Jacques Derrida, the seminal postmodern philosopher of the 20th century, has reportedly met with St. Benedict of Nursia in the great beyond.
In a remarkable effort to make certain that no thought of his will ever go unrecorded again--even in death--a manuscript was found in the philosophy section of the library of St. Antony's Monastery in southern France. The text is titled On Death, For Real This Time: If I Can Be Stable, Anyone Can, and signed "J. Derrida."
The short book is generally impossible to understand, in keeping with his earthly literature. There are intriguing sections, however, especially when Derrida engages St. Benedict in conversation (which he reveals as "a deliberate ironic conceit to critique the neo-Socratic method as practiced in spiritual direction in Algerian anchorholds"):
JD: So, Benedict, how does one deconstruct the beatific vision? Wouldn't you say each individual has his or her own beatific vision?
Benedict: Why would you want to to deconstruct what is essentially true?

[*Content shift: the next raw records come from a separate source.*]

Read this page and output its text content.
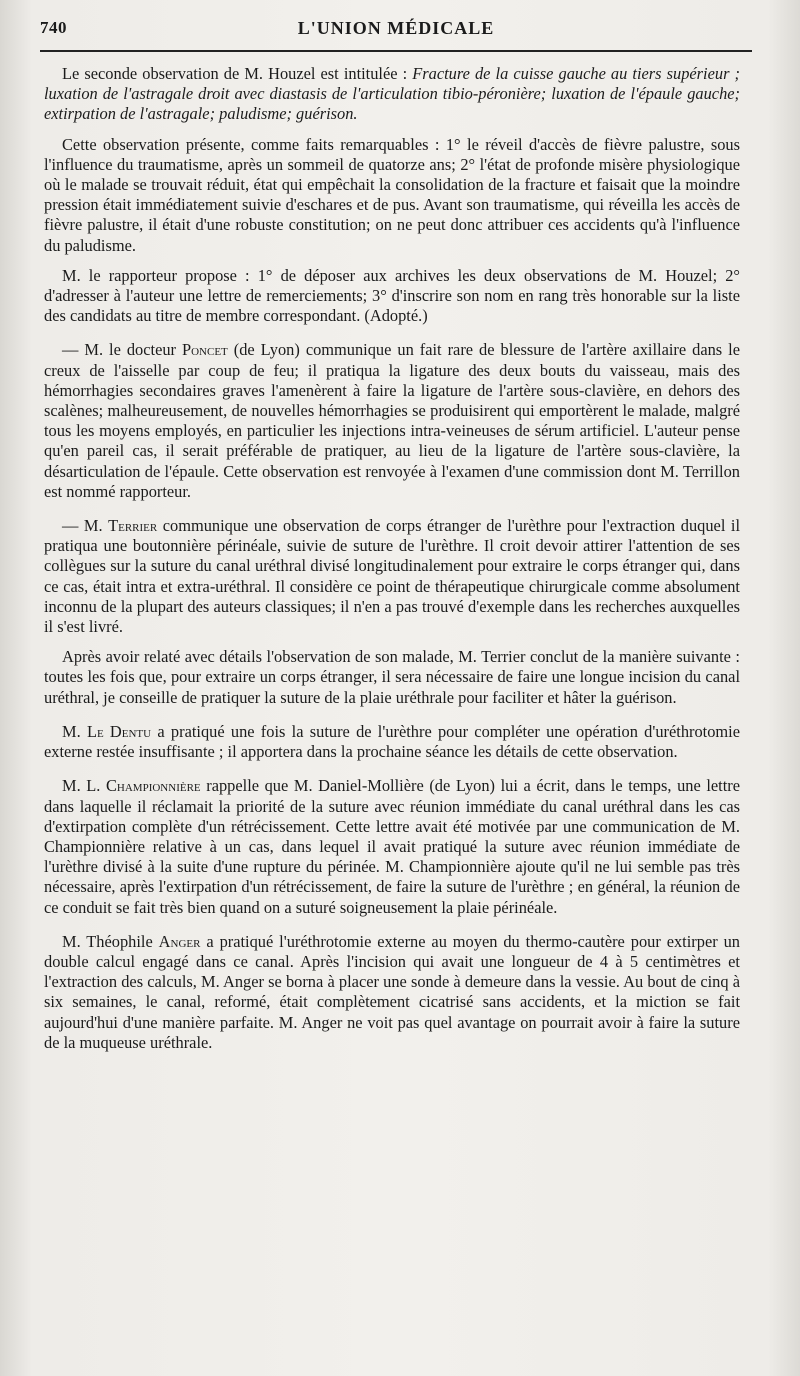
740	L'UNION MÉDICALE

Le seconde observation de M. Houzel est intitulée : Fracture de la cuisse gauche au tiers supérieur ; luxation de l'astragale droit avec diastasis de l'articulation tibio-péronière; luxation de l'épaule gauche; extirpation de l'astragale; paludisme; guérison.

Cette observation présente, comme faits remarquables : 1° le réveil d'accès de fièvre palustre, sous l'influence du traumatisme, après un sommeil de quatorze ans; 2° l'état de profonde misère physiologique où le malade se trouvait réduit, état qui empêchait la consolidation de la fracture et faisait que la moindre pression était immédiatement suivie d'eschares et de pus. Avant son traumatisme, qui réveilla les accès de fièvre palustre, il était d'une robuste constitution; on ne peut donc attribuer ces accidents qu'à l'influence du paludisme.

M. le rapporteur propose : 1° de déposer aux archives les deux observations de M. Houzel; 2° d'adresser à l'auteur une lettre de remerciements; 3° d'inscrire son nom en rang très honorable sur la liste des candidats au titre de membre correspondant. (Adopté.)

— M. le docteur Poncet (de Lyon) communique un fait rare de blessure de l'artère axillaire dans le creux de l'aisselle par coup de feu; il pratiqua la ligature des deux bouts du vaisseau, mais des hémorrhagies secondaires graves l'amenèrent à faire la ligature de l'artère sous-clavière, en dehors des scalènes; malheureusement, de nouvelles hémorrhagies se produisirent qui emportèrent le malade, malgré tous les moyens employés, en particulier les injections intra-veineuses de sérum artificiel. L'auteur pense qu'en pareil cas, il serait préférable de pratiquer, au lieu de la ligature de l'artère sous-clavière, la désarticulation de l'épaule. Cette observation est renvoyée à l'examen d'une commission dont M. Terrillon est nommé rapporteur.

— M. Terrier communique une observation de corps étranger de l'urèthre pour l'extraction duquel il pratiqua une boutonnière périnéale, suivie de suture de l'urèthre. Il croit devoir attirer l'attention de ses collègues sur la suture du canal uréthral divisé longitudinalement pour extraire le corps étranger qui, dans ce cas, était intra et extra-uréthral. Il considère ce point de thérapeutique chirurgicale comme absolument inconnu de la plupart des auteurs classiques; il n'en a pas trouvé d'exemple dans les recherches auxquelles il s'est livré.

Après avoir relaté avec détails l'observation de son malade, M. Terrier conclut de la manière suivante : toutes les fois que, pour extraire un corps étranger, il sera nécessaire de faire une longue incision du canal uréthral, je conseille de pratiquer la suture de la plaie uréthrale pour faciliter et hâter la guérison.

M. Le Dentu a pratiqué une fois la suture de l'urèthre pour compléter une opération d'uréthrotomie externe restée insuffisante ; il apportera dans la prochaine séance les détails de cette observation.

M. L. Championnière rappelle que M. Daniel-Mollière (de Lyon) lui a écrit, dans le temps, une lettre dans laquelle il réclamait la priorité de la suture avec réunion immédiate du canal uréthral dans les cas d'extirpation complète d'un rétrécissement. Cette lettre avait été motivée par une communication de M. Championnière relative à un cas, dans lequel il avait pratiqué la suture avec réunion immédiate de l'urèthre divisé à la suite d'une rupture du périnée. M. Championnière ajoute qu'il ne lui semble pas très nécessaire, après l'extirpation d'un rétrécissement, de faire la suture de l'urèthre ; en général, la réunion de ce conduit se fait très bien quand on a suturé soigneusement la plaie périnéale.

M. Théophile Anger a pratiqué l'uréthrotomie externe au moyen du thermo-cautère pour extirper un double calcul engagé dans ce canal. Après l'incision qui avait une longueur de 4 à 5 centimètres et l'extraction des calculs, M. Anger se borna à placer une sonde à demeure dans la vessie. Au bout de cinq à six semaines, le canal, reformé, était complètement cicatrisé sans accidents, et la miction se fait aujourd'hui d'une manière parfaite. M. Anger ne voit pas quel avantage on pourrait avoir à faire la suture de la muqueuse uréthrale.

JD: True for you, you mean. We were created to be actors in a world of many options for truth.
Benedict: My son... let me teach you about the beauty of the vow of stability. Listen carefully, my son, to the master's instructions, and attend to them with the ear of your heart....
By the end of the text, Derrida is waxing poetic (in his own way) about the traditional Benedictine vow of stability:
JD: My whole life on earth, I looked at the world and my relationships as the shattered vase of John Keats' "Ode to a Grecian Urn," shards of beauty that were moving in their multiple possibilities for difference and arrangement. I was intoxicated by making meaning of piecemeality and brokenness. You, Benedict, have taught me to sit still and embrace the beauty of living and seeing in one place. "Be still and know that I am God." The possibilities for making meaning are there, but I can do no better than to receive what is perfectly given! And to receive, I must be still and not go out trying to "buy" my truth. In stability, truth comes to us all....
The Derrida Society, although disturbed by the content of the text, rejoices in the opportunity to hold another academic conference on this new angle in Derrida studies.